L’histoire se répète en Géorgie, où le gouverneur républicain Brian Kemp avait finalement fait annoncer un confinement dans son État du 3 avril au 13 avril, bien après les États de Californie et de New York, confinés respectivement depuis le 19 mars et le 20 mars. Enfin, le gouverneur du Mississippi, Tate Reeves, qui avait mis en place un confinement dans son État la veille de l’annonce de Kemp, avait publié un billet dans la presse locale le 18 mars 2020 dans lequel il enjoignait les résidents de l’État à ne pas « céder à la panique » et à « l’irrationalité », sans faire l’annonce d’un confinement.

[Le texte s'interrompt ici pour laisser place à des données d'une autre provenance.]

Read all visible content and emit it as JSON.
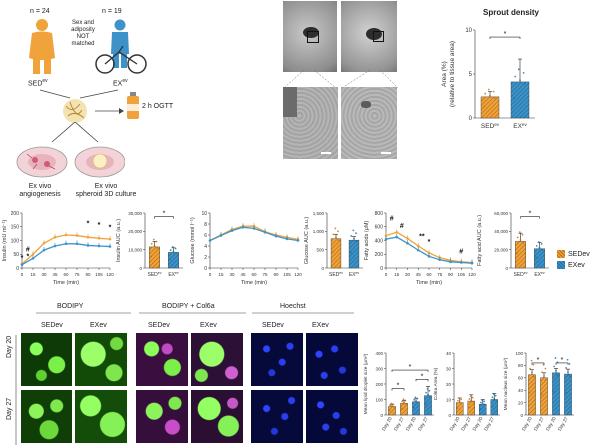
{
  "colors": {
    "sed": "#f0a33a",
    "ex": "#3d93c9",
    "sed_dark": "#b86f16",
    "ex_dark": "#1f6d98"
  },
  "schematic": {
    "n_sed": "n = 24",
    "n_ex": "n = 19",
    "match_note": [
      "Sex and",
      "adiposity",
      "NOT",
      "matched"
    ],
    "sed_label": "SED",
    "sed_sup": "ev",
    "ex_label": "EX",
    "ex_sup": "ev",
    "ogtt": "2 h OGTT",
    "dish1": [
      "Ex vivo",
      "angiogenesis"
    ],
    "dish2": [
      "Ex vivo",
      "spheroid 3D culture"
    ]
  },
  "sprout": {
    "title": "Sprout density",
    "ylabel1": "Area (%)",
    "ylabel2": "(relative to tissue area)",
    "sig": "*",
    "y_ticks": [
      "0",
      "5",
      "10"
    ],
    "x_labels": [
      "SEDev",
      "EXev"
    ]
  },
  "legend": {
    "sed": "SEDev",
    "ex": "EXev"
  },
  "chart_data": [
    {
      "type": "bar",
      "title": "Sprout density",
      "ylabel": "Area (%) (relative to tissue area)",
      "categories": [
        "SEDev",
        "EXev"
      ],
      "values": [
        2.4,
        4.1
      ],
      "errors": [
        0.6,
        2.6
      ],
      "ylim": [
        0,
        10
      ],
      "significance": "*"
    },
    {
      "type": "line",
      "title": "",
      "xlabel": "Time (min)",
      "ylabel": "Insulin (mU ml⁻¹)",
      "x": [
        0,
        15,
        30,
        45,
        60,
        75,
        90,
        105,
        120
      ],
      "x_ticks": [
        "0",
        "15",
        "30",
        "45",
        "60",
        "75",
        "90",
        "105",
        "120"
      ],
      "ylim": [
        0,
        200
      ],
      "y_ticks": [
        "0",
        "50",
        "100",
        "150",
        "200"
      ],
      "series": [
        {
          "name": "SEDev",
          "values": [
            15,
            50,
            90,
            112,
            120,
            118,
            112,
            108,
            105
          ]
        },
        {
          "name": "EXev",
          "values": [
            12,
            35,
            65,
            80,
            88,
            88,
            82,
            80,
            78
          ]
        }
      ],
      "annotations": [
        "*",
        "*",
        "#",
        "*",
        "*",
        "*"
      ]
    },
    {
      "type": "bar",
      "ylabel": "Insulin AUC (a.u.)",
      "categories": [
        "SEDev",
        "EXev"
      ],
      "values": [
        11500,
        8500
      ],
      "errors": [
        3000,
        2500
      ],
      "ylim": [
        0,
        30000
      ],
      "y_ticks": [
        "0",
        "10,000",
        "20,000",
        "30,000"
      ],
      "significance": "*"
    },
    {
      "type": "line",
      "xlabel": "Time (min)",
      "ylabel": "Glucose (mmol l⁻¹)",
      "x": [
        0,
        15,
        30,
        45,
        60,
        75,
        90,
        105,
        120
      ],
      "x_ticks": [
        "0",
        "15",
        "30",
        "45",
        "60",
        "75",
        "90",
        "105",
        "120"
      ],
      "ylim": [
        0,
        10
      ],
      "y_ticks": [
        "0",
        "2",
        "4",
        "6",
        "8",
        "10"
      ],
      "series": [
        {
          "name": "SEDev",
          "values": [
            5.0,
            6.0,
            7.0,
            7.6,
            7.6,
            6.6,
            6.0,
            5.6,
            5.2
          ]
        },
        {
          "name": "EXev",
          "values": [
            5.0,
            5.9,
            6.8,
            7.4,
            7.2,
            6.5,
            5.8,
            5.3,
            5.0
          ]
        }
      ]
    },
    {
      "type": "bar",
      "ylabel": "Glucose AUC (a.u.)",
      "categories": [
        "SEDev",
        "EXev"
      ],
      "values": [
        800,
        760
      ],
      "errors": [
        120,
        100
      ],
      "ylim": [
        0,
        1500
      ],
      "y_ticks": [
        "0",
        "500",
        "1,000",
        "1,500"
      ]
    },
    {
      "type": "line",
      "xlabel": "Time (min)",
      "ylabel": "Fatty acids (μM)",
      "x": [
        0,
        15,
        30,
        45,
        60,
        75,
        90,
        105,
        120
      ],
      "x_ticks": [
        "0",
        "15",
        "30",
        "45",
        "60",
        "75",
        "90",
        "105",
        "120"
      ],
      "ylim": [
        0,
        800
      ],
      "y_ticks": [
        "0",
        "200",
        "400",
        "600",
        "800"
      ],
      "series": [
        {
          "name": "SEDev",
          "values": [
            470,
            520,
            430,
            320,
            220,
            150,
            110,
            90,
            80
          ]
        },
        {
          "name": "EXev",
          "values": [
            420,
            450,
            360,
            260,
            170,
            120,
            90,
            80,
            70
          ]
        }
      ],
      "annotations": [
        "#",
        "#",
        "**",
        "*",
        "#"
      ]
    },
    {
      "type": "bar",
      "ylabel": "Fatty acid AUC (a.u.)",
      "categories": [
        "SEDev",
        "EXev"
      ],
      "values": [
        29000,
        21000
      ],
      "errors": [
        9000,
        7000
      ],
      "ylim": [
        0,
        60000
      ],
      "y_ticks": [
        "0",
        "20,000",
        "40,000",
        "60,000"
      ],
      "significance": "*"
    },
    {
      "type": "bar",
      "ylabel": "Mean lipid droplet size (μm²)",
      "categories": [
        "Day 20",
        "Day 27",
        "Day 20",
        "Day 27"
      ],
      "values": [
        55,
        75,
        85,
        125
      ],
      "errors": [
        15,
        20,
        20,
        60
      ],
      "ylim": [
        0,
        400
      ],
      "y_ticks": [
        "0",
        "100",
        "200",
        "300",
        "400"
      ],
      "significance": [
        "*",
        "*",
        "*"
      ]
    },
    {
      "type": "bar",
      "ylabel": "Col6a Area (%)",
      "categories": [
        "Day 20",
        "Day 27",
        "Day 20",
        "Day 27"
      ],
      "values": [
        8,
        9,
        7,
        10
      ],
      "errors": [
        3,
        4,
        3,
        4
      ],
      "ylim": [
        0,
        40
      ],
      "y_ticks": [
        "0",
        "10",
        "20",
        "30",
        "40"
      ]
    },
    {
      "type": "bar",
      "ylabel": "Mean nucleus size (μm²)",
      "categories": [
        "Day 20",
        "Day 27",
        "Day 20",
        "Day 27"
      ],
      "values": [
        65,
        60,
        68,
        66
      ],
      "errors": [
        8,
        8,
        7,
        8
      ],
      "ylim": [
        0,
        100
      ],
      "y_ticks": [
        "0",
        "20",
        "40",
        "60",
        "80",
        "100"
      ],
      "significance": [
        "*",
        "*"
      ]
    }
  ],
  "micro": {
    "col_groups": [
      "BODIPY",
      "BODIPY + Col6a",
      "Hoechst"
    ],
    "col_sub": [
      "SEDev",
      "EXev"
    ],
    "rows": [
      "Day 20",
      "Day 27"
    ]
  }
}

L’inaction des pouvoirs publics à l’échelle des États fédérés à la suite de la pandémie de Covid-19 fait écho à la gestion désastreuse des catastrophes environnementales comme l’ouragan Katrina à la Nouvelle-Orléans et la crise sanitaire de Flint liée à la contamination de l’eau potable dans le Michigan par les États fédérés concernés et l’État fédéral. Rappelons-nous qu’en 2005, l’agence fédérale responsable de la gestion de crises d’urgence (Federal Emergency Management Agency) avait tardé à être mobilisée par le Congrès et l’administration Bush à la Nouvelle-Orléans[5]. Une majorité des victimes de l’ouragan étaient issues des quartiers noirs de la ville. À Flint, ville majoritairement africaine-américaine dans le Michigan, ancien bastion de l’usine General Motors, le gouverneur républicain de l’État du Michigan Rick Snyder avait d’abord minimisé les conséquences de la contamination en plomb de l’eau potable de la ville entre 2014 et 2016 qui avait fait de nombreuses victimes.

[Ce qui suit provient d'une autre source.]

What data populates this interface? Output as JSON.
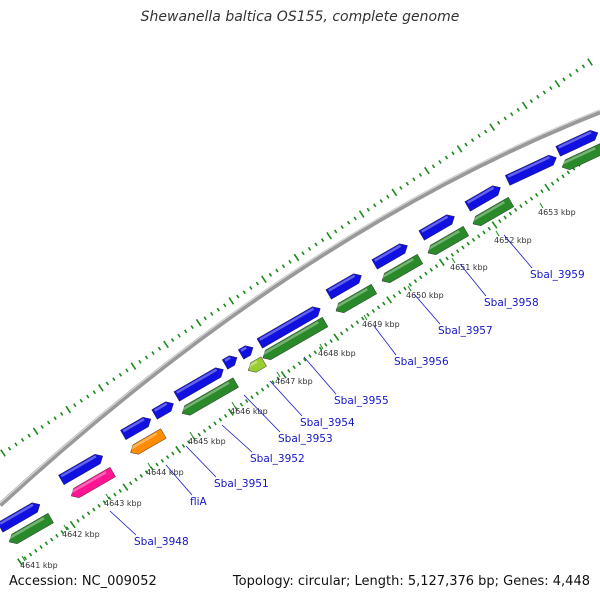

L’inaction politique à répondre à une catastrophe sanitaire et sociale, lorsque la majorité des victimes est racisée, est un drame qui se rejoue à l’heure du Covid-19. Elle matérialise une forme de racisme institutionnel systémique, affectant les populations les plus vulnérables. Enfin, il convient de tenir compte des effets spécifiques du racisme institutionnel historiquement dans la prise en charge médicale des Africains-Américains aux États-Unis. Des chercheurs en santé publique ont démontré que les Africains-Américains avaient tendance à se rendre moins souvent que les Blancs à l’hôpital aux États-Unis à capital économique et culturel équivalent, par méfiance (mistrust) de l’institution médicale historiquement blanche aux États-Unis[6]. La distance sociale et raciale entre les soignants, majoritairement blancs, et les soignés noirs affecteraient ainsi la relation de soins entre ces deux populations, qui a été marquée aux États-Unis par ce que l’essayiste Harriet A. Washington a décrit comme l’apartheid médical[7].

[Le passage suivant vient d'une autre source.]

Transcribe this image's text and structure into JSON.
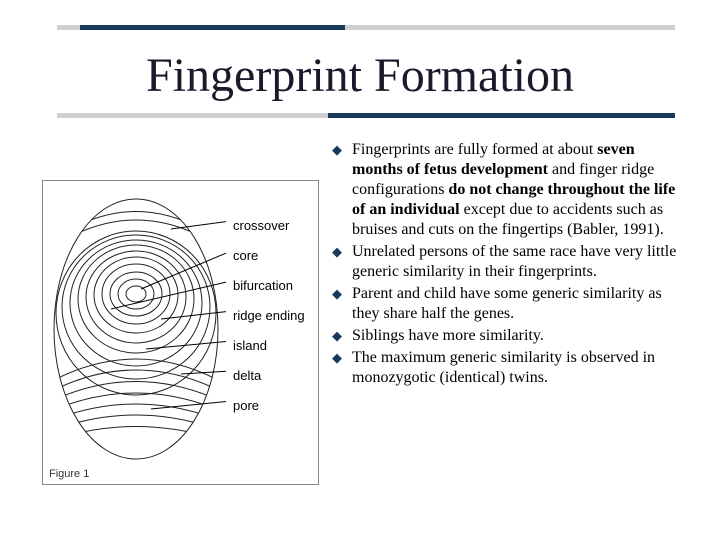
{
  "title": "Fingerprint Formation",
  "colors": {
    "accent": "#1a3a5c",
    "bar_bg": "#d0d0d0",
    "text": "#000000",
    "title_color": "#1a1a2a"
  },
  "figure": {
    "caption": "Figure 1",
    "labels": [
      "crossover",
      "core",
      "bifurcation",
      "ridge ending",
      "island",
      "delta",
      "pore"
    ]
  },
  "bullets": [
    {
      "html": "Fingerprints are fully formed at about <b>seven months of fetus development</b> and finger ridge configurations <b>do not change throughout the life of an individual</b> except due to accidents such as bruises and cuts on the fingertips (Babler, 1991)."
    },
    {
      "html": "Unrelated persons of the same race have very little generic similarity in their fingerprints."
    },
    {
      "html": "Parent and child have some generic similarity as they share half the genes."
    },
    {
      "html": "Siblings have more similarity."
    },
    {
      "html": "The maximum generic similarity is observed in monozygotic (identical) twins."
    }
  ]
}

La France n’est pas exempte d’exemples sur le sujet : ces derniers jours, une équipe de médecins français avait suggéré que les premiers essais d’un potentiel vaccin au Covid-19 pourraient être développés en Afrique, en les testant sur des populations a fortiori vulnérables mais présentant aussi des corps disponibles et dociles. Ces discours ravivent le lourd passé de l’histoire des expérimentations médicales produites sur des corps racisés aux XIXe et XXe siècles aux États-Unis comme l’ont montré les historiennes de la médecine Deirdre Cooper Owens et Daina Ramey Berry[8].
Toutes ces expériences et situations de soins inégalitaires mettent en relief le poids du racisme institutionnel qui affecte les populations racisées aux États-Unis dans la prise en charge médicale. Le slogan Black Lives Matter qui est apparu sur les réseaux sociaux depuis 2013 pour dénoncer les violences policières sur les Africains-Américains prend une autre signification ici : dans le domaine de la santé, les vies noires semblent moins compter que les vies blanches. Le Covid-19 expose ainsi les multiples facettes de la racialisation des inégalités de santé et de leurs effets passés, présents et futurs.